If you care to be President, better not to have legal dramas in your life. But to Donald Trump, litigation can seem like cream to a cat. Sometimes people sue him, as in a continuing case about the late, lamented Trump University, but more often he is going after those he thinks have slighted or mistreated him.

Any American voter paying attention will know that Mr Trump most recently took umbrage at the Spanish-speaking television network Univision for breaking ties with him after he termed immigrants from Mexico “criminals” and “rapists”, and declined to honour an agreement to air a Miss Universe pageant that he co-controlled with NBC Universal (which also walked away from him).

That fight burst back into millions of US sitting rooms when Mr Trump squabbled this week with the main anchor of Univision, Jorge Ramos, and briefly threw him out of a news conference. When Mr Ramos returned, Mr Trump reminded him how much he is suing his network for: $500m (£325m). A first hearing on a Univision motion to dismiss the lawsuit is set for 14 September.

Journalist Jorge Ramos is escorted out of a Donald Trump press conference

Less well known is that Mr Trump is also going after José Andrés, a Spanish celebrity chef, to the tune of $10m after he withdrew from a planned new restaurant in a Trump hotel, again because of the Mexican immigrant comments. Some time next month, Mr Trump is expected to give sworn testimony in a class action brought by a former student of Trump University (founded in 2005 to teach students how to become property tycoons, just like its namesake). He is also still battling a $40m suit filed against him by the New York Attorney General for purportedly running an educational establishment without proper licensing.

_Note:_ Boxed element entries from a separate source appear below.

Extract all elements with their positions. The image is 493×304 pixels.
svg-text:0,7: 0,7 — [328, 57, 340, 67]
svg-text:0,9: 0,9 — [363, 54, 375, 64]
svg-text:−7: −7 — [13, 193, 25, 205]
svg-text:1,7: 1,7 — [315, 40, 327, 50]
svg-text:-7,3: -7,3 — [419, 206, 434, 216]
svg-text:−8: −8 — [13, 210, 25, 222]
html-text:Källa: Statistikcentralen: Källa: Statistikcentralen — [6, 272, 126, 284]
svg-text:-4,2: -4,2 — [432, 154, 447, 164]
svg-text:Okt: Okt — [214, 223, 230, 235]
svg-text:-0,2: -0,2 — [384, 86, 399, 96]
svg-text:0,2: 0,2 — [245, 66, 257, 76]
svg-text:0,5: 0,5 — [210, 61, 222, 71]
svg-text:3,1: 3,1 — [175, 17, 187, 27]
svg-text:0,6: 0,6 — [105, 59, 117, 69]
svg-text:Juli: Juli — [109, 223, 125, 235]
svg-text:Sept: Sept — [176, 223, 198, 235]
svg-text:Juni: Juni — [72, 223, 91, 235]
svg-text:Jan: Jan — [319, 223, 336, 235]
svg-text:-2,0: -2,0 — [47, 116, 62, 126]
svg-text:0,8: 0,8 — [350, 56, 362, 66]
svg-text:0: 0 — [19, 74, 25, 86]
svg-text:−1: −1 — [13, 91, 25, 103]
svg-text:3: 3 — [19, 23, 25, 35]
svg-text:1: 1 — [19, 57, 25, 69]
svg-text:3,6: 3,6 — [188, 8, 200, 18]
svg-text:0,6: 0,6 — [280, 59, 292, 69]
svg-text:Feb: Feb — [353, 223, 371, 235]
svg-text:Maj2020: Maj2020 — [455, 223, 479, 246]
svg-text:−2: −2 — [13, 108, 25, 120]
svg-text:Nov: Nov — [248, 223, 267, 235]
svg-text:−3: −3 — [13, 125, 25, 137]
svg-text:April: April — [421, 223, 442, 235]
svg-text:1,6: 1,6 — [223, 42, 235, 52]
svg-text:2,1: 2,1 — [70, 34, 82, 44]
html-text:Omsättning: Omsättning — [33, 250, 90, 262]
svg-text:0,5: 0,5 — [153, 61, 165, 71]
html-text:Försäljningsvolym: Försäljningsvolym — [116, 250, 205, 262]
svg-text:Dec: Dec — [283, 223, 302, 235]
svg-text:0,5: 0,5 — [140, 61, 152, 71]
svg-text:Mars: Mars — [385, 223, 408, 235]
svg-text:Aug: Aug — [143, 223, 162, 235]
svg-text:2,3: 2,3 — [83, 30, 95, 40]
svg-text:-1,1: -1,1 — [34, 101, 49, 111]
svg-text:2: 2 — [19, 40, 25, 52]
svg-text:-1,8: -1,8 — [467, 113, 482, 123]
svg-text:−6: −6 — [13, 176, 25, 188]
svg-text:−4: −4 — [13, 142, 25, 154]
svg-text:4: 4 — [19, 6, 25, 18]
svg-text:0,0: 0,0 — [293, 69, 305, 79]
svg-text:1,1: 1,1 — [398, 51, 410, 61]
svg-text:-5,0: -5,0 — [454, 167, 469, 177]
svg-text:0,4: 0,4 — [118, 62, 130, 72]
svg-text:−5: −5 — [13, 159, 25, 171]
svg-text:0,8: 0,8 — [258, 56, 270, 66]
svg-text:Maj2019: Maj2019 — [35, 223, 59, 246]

Mr Trump’s past is similarly peppered with legal confrontations. He sued the author Timothy O’Brien for suggesting in his book Trump Nation that its title character wasn’t nearly as wealthy as he claimed he was. That suit was dismissed. He eventually reached a settlement with Deutsche Bank in a feud over the terms of loans it had made for his now-completed 90-storey tower in Chicago.

One saga, dating back to 1986, casts Mr Trump in the light of an angel. A bank in Georgia was preparing to repossess the family farm of a woman whose husband had shot himself weeks before in the mistaken hope that the insurance money would be enough to pay off huge debts.

The farm was to be auctioned off. Mr Trump rang the bank in question – he wrote about it in his book The America We Deserve – and threatened to “bring a lawsuit for murder against the bank” if it went ahead. It didn’t.